Might not be a bad idea to see if you or your library has a copy.
In the next issue of wood, they stated the new Titebond III as the best overall glue. I use Titebond II for most of my indoor projects, even if moisture is not a problem. It has a good tack in just a few minutes too. Polys I would use for only high moisture areas, because they are just too expensive.
Young, poor, and eager to learn
I think I'm going to give the TiteBond III a try on my outdoor projects. I haven't used it yet, but, from what I hear, its a little runnier than most PVA's. Worth a shot anyway. It is supposed to be good.

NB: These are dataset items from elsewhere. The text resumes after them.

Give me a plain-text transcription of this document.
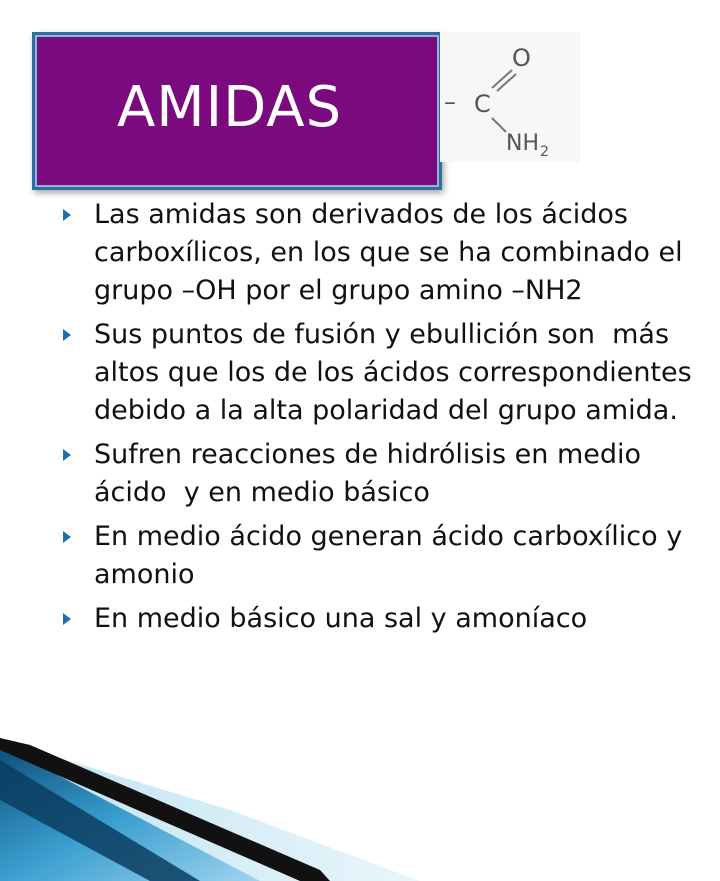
AMIDAS
O
– C
NH 2
Las amidas son derivados de los ácidos carboxílicos, en los que se ha combinado el grupo –OH por el grupo amino –NH2
Sus puntos de fusión y ebullición son  más altos que los de los ácidos correspondientes debido a la alta polaridad del grupo amida.
Sufren reacciones de hidrólisis en medio ácido  y en medio básico
En medio ácido generan ácido carboxílico y amonio
En medio básico una sal y amoníaco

There is a thread over in Knots that speaks to the runnyness of the tightbond...Mark
Measure it with a micrometer, mark it with chalk, cut it with an ax.
One of the things that intrigues me with the Titebond III is the lower application temperature. That will allow me to use the glue outside, in the evening, and not worry about the temperature. Still won't be able to use it in the morning because of dew, unless I'm building something in the garage.